Küstenlandschaft mit Mole und bewegtem Meer, Blick in die Weite

Wechseljahre – ein Prozess, der schon lange läuft

Kein klarer Anfang

Wenn ich heute über die Wechseljahre schreibe, dann nicht, weil sie plötzlich da sind oder weil es einen klaren Anfang gegeben hätte. Genau das ist es nämlich nicht. Es gab keinen Moment, an dem ich gesagt hätte: Jetzt bin ich in den Wechseljahren. Vielmehr ist es ein Prozess, der sich über eine lange Zeit entwickelt hat und den ich erst rückblickend als solchen erkenne.

Der Zyklus als frühes Zeichen

Die ersten Veränderungen haben sich über meinen Zyklus gezeigt.
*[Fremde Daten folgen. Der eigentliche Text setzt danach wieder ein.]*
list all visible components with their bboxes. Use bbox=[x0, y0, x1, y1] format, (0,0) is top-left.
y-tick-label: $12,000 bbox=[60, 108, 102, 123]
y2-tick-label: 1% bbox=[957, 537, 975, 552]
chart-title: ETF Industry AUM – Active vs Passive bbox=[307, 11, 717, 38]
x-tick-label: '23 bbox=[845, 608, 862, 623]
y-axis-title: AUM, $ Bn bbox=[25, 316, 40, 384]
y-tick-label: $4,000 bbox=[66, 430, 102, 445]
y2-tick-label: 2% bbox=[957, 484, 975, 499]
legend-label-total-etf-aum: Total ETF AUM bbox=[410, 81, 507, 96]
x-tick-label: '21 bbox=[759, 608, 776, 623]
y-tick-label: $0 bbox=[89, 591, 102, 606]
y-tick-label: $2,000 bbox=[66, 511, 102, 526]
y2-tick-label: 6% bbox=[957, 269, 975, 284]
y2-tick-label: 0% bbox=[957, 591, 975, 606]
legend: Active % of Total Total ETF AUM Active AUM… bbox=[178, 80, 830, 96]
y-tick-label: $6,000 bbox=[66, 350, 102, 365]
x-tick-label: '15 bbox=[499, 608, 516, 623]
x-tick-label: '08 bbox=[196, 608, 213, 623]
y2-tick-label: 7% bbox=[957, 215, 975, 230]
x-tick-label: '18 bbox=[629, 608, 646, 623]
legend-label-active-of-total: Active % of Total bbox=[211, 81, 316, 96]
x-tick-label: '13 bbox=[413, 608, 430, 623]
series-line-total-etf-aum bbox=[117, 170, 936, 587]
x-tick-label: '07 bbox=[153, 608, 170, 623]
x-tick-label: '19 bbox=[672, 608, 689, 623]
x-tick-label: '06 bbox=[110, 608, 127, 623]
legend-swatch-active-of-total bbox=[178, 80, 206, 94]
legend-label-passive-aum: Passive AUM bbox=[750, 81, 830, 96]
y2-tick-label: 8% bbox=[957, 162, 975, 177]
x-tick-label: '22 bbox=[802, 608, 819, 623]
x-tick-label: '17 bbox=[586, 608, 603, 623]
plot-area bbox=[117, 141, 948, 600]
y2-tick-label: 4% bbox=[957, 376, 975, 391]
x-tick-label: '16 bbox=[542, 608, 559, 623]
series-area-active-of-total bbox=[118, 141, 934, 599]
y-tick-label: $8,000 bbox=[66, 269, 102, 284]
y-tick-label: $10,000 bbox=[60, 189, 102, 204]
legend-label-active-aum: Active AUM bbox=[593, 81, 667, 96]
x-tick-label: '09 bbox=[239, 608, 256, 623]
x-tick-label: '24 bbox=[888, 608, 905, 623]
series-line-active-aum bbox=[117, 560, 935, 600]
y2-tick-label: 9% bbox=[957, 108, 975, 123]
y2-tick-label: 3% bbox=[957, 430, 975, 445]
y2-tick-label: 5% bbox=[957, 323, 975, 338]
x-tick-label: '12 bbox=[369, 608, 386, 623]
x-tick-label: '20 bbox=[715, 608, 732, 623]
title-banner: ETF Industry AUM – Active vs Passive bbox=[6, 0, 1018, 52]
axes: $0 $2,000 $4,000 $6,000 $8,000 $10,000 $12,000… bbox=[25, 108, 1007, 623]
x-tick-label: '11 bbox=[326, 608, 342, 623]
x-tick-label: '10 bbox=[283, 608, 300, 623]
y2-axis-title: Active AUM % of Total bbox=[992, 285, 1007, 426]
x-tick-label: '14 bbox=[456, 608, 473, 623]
Mein Normal war immer zwischen 24 und 32 Tagen, dann vergrößerten sich die Abstände und die Blutungen blieben über mehrere Zyklen hinweg aus. 119 Tage waren bislang die längste Zeitspanne bei mir. Das ist nichts, was ich dramatisieren würde. Es ist einfach eine Beobachtung, etwas, das sich verändert, ohne dass es sofort eingeordnet werden müsste. Mein Körper hat sich schon früher bewegt, nur eben leise.

Wenn Hitze dazukommt

Inzwischen ist eine weitere Erfahrung dazugekommen: Hitzewallungen. Ich dachte bislang, ich würde davon verschont bleiben – weit gefehlt. Und auch hier gibt es kein klares Muster, keinen festen Zeitpunkt und keine eindeutige Zuordnung. Sie treten nicht nur nachts auf, wie es oft beschrieben wird, sondern auch tagsüber, mitten im Alltag. Ein Hitzeschub kommt, ist intensiv, aber meist kurz, und geht wieder. Ohne Ankündigung, ohne dass ich genau sagen könnte, warum gerade jetzt.

Nachts damit umgehen

Nachts erlebe ich es nicht grundsätzlich anders, nur ruhiger. Ich wache auf, merke die Wärme, decke mich auf, atme ruhig und decke mich wieder zu, wenn es kühler wird. Ich kämpfe nicht dagegen an und versuche nicht, meinen Körper zu kontrollieren oder in ein bestimmtes Verhalten zu zwingen. Für mich fühlt es sich stimmiger an, mit dem zu gehen, was gerade da ist, statt es wegzudrücken oder zu problematisieren.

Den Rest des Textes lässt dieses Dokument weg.